Dans tous ces ouvrages, on trouve les thèmes habituels : cosmogonie, géographie, peuples, cultures, faune (dont les inénarrables bestiaires monstrueux !), flore, politique, économie, etc. Il est alléchant, à partir de cela, de se lancer dans la création, surtout qu’en général, nous prenons un système que nous apprécions, voire des règles maison.

 

Voilà ce qui vous attend si vous vous lancez dans l’aventure en partant de zéro (ou presque !).

 

Une bien belle carte. Voilà un MJ bien inspiré ! Espérons que l’univers de jeu soit riche…

C’est parti pour la genèse !

 

Au début, vous êtes pris dans l’euphorie créatrice. Les idées sont là et vous entamez les chapitres qui vous inspirent le plus. Qui la cosmogonie, qui l’histoire ou la géographie. Et, si vous êtes comme moi, que vous aimez la cohérence, tous les éléments se relient entre eux. Pourquoi tel peuple habite là ? Comment la magie se justifie ? Que sont devenus les dieux ? Et les prêtres, leurs rituels, la foi, les ordres religieux ? Où vivent tous ces gens ? Ah, oui, faire une carte ! Non, des cartes ? Puis les villes, etc, etc.

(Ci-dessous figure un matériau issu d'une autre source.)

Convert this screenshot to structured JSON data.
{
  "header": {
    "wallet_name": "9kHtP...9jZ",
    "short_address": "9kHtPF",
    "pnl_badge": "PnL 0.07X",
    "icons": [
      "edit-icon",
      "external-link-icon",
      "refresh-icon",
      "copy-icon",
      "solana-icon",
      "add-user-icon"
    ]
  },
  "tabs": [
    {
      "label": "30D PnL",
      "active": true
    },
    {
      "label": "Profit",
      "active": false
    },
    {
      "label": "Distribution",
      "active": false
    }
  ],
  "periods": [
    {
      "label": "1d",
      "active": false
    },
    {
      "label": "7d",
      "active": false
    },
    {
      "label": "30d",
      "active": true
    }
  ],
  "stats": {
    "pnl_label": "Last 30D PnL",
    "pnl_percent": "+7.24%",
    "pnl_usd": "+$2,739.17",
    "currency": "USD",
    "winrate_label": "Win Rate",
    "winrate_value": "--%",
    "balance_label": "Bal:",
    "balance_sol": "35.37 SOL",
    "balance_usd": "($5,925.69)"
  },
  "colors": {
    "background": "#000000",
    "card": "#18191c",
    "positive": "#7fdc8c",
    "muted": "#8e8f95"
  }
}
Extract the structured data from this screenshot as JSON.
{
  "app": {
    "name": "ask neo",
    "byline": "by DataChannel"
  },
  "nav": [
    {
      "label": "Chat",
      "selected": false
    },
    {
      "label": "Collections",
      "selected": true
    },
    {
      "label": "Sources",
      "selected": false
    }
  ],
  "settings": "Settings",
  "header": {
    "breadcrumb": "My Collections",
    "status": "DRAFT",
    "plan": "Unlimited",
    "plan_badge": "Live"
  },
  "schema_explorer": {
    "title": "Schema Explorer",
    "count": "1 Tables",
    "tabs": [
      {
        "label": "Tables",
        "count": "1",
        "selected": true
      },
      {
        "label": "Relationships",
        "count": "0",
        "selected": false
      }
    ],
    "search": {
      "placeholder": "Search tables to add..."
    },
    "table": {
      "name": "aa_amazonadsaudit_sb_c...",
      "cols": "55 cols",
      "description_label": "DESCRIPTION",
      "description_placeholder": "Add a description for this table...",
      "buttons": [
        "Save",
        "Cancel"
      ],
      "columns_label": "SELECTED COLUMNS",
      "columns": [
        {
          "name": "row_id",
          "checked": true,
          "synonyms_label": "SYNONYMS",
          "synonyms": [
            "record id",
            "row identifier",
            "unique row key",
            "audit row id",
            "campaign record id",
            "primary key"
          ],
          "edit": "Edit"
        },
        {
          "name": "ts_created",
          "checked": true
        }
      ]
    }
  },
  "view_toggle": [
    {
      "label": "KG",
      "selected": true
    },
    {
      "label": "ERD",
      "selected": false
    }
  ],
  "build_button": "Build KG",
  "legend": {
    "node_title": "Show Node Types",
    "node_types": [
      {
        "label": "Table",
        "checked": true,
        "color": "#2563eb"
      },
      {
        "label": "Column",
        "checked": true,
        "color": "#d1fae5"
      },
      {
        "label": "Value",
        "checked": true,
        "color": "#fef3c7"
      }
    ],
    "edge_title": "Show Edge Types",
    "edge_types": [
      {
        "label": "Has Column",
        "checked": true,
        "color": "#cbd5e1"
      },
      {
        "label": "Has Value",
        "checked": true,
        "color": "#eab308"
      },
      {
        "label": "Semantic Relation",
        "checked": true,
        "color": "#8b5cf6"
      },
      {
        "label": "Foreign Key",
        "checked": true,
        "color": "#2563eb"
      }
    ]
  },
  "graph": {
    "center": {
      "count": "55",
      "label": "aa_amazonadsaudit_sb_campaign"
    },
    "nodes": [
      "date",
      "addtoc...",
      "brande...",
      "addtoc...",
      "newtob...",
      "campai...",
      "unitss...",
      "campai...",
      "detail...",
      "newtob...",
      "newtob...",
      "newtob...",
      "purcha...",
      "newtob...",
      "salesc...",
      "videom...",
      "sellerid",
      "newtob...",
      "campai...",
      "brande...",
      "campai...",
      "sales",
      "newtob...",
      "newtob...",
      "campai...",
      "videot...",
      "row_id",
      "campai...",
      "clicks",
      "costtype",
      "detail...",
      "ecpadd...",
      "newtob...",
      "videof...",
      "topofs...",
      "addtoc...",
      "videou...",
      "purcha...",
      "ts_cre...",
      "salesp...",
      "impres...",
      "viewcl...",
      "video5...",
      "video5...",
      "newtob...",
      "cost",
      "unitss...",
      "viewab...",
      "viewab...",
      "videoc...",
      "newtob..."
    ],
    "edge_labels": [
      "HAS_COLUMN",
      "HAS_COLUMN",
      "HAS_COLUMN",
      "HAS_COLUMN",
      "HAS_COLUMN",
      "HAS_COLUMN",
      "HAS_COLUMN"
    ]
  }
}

Dans le même temps vos joueurs vous demandent « Quand est-ce qu’on joue à ton jeu ? » Vous faites des annonces, vous revoyez votre calendrier et la tache prend des proportions… divines. C’est à ce moment là que vous vous demandez si vous n’avez pas voulu trop bien faire, si tout créer n’était pas trop ambitieux. En général, deux options s’offrent à vous : abandonner ou commencer votre jeu avec des trous immenses, des gouffres que vous vous promettez de remplir au fur et à mesure. Finalement, vous vous rendez compte qu’être un dieu n’est pas si simple.

 

Si vous voulez mon avis, ce n’est pas la bonne méthode pour commencer. Au lieu de partir de l’extérieur du cercle pour vous rapprocher du centre, là où se trouvent vos joueurs, il vaut mieux faire l’inverse. Mais pas n’importe comment.

 

Sur ce coup-là, on sent le bricolage fait à la va-vite.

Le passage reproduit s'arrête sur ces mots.